Sometimes, an estate has assets that aren’t easily divided, like a family farm or business, for example. Or perhaps it’s an estate that includes things like an art collection, heirlooms, or a family vacation home.
Complicating the situation may be multiple heirs or family members, some of whom treasure certain parts of the estate, like the childhood home, and some of whom don’t. Or perhaps some of these family members worked for the family business and, therefore have an interest in seeing it continue intact, while others choose to pursue separate careers.
“Life insurance benefits provide liquidity, which can be crucial when dealing with stressful situations — such as the loss of a parent — and can quell many family dynamics,” Collins pointed out. “For example, you can’t sell one-third of your childhood home.”
Proceeds from a life insurance policy can help mitigate such situations by equalizing inheritances among heirs. For example, one child can get the vacation home while siblings get a larger share of the death benefit. Or one beneficiary can get the whole farm while others divide the death benefit. (Related: Estate planning and keeping a farm in the family)
The point is that death benefit proceeds are easily divided.

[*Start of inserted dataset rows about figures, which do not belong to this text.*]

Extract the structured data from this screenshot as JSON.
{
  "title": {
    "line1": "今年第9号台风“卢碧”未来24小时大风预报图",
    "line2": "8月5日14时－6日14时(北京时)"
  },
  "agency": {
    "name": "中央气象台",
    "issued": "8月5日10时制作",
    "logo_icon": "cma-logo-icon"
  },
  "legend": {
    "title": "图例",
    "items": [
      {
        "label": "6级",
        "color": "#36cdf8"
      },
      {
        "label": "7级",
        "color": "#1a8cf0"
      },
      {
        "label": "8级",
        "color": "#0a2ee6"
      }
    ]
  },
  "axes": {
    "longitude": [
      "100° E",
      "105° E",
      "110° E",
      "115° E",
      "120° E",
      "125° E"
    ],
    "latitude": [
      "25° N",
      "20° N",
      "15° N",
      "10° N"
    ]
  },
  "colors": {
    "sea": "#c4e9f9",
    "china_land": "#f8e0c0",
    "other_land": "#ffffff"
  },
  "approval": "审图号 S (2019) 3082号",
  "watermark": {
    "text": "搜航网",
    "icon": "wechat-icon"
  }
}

And the proceeds can be paid to your beneficiaries based on your wishes, which may help you make equitable bequests to family members.
A survivorship whole life insurance policy can also help you leave a substantial contribution to a charitable organization you support.
Naming a charity as a direct beneficiary of a policy means that there will be no probate involved in your gift and no public record. Your heirs don’t even need to know.
Or, if you and your partner want to leave a particular asset to charity — land or art, for example — life insurance can help as well.
“Life insurance policies use named beneficiaries and work in percentages,” explained Collins. “This means that a married couple can specify who should get what portion of the death benefit. So, you can name a charitable organization as a beneficiary for part or all of the death benefit, if that is your desire. Or, you can leave other assets to charity, but make your heirs the full beneficiaries of the life insurance.”
Survivorship whole life insurance can also help a couple ultimately make a larger gift to a charity rather than smaller gifts of cash. For instance, a healthy adult may be able to purchase a life insurance policy costing a set number of premiums at $100–$200 a month with a $100,000 benefit. That benefit is likely far greater than what most couples could donate at one time — or even over time. (Related: Using life insurance for charity)
Providing for a loved one with special needs
Parents or caregivers of someone with a disability or other special need can use the policy’s death benefit to help ensure that expenses related to the care of their loved one will continue to be paid after they are gone.
This often involves using death benefit proceeds to fund a specific type of trust for the beneficiary. Additionally, proceeds can be structured in a way that helps maintain the beneficiary’s eligibility for government programs or public assistance. (Related: Understanding ABLE accounts)
“For special-needs care you should always work with a financial professional who has a focus in special needs, but survivorship whole life policies can pay a death benefit that can be used to fund a special-needs trust so that a special-needs child or adult can be financially taken care of by the trust while still possibly qualifying for other benefits,” said Collins.
For this type of planning, it is usually wise to consult estate planning experts, such as a financial professional or tax advisor.
These are just three instances — albeit typically common ones — where survivorship whole life insurance can help. But there can be many others, contingent on the complexity of individual financial circumstances. A financial professional can always help you navigate the applications and the choices.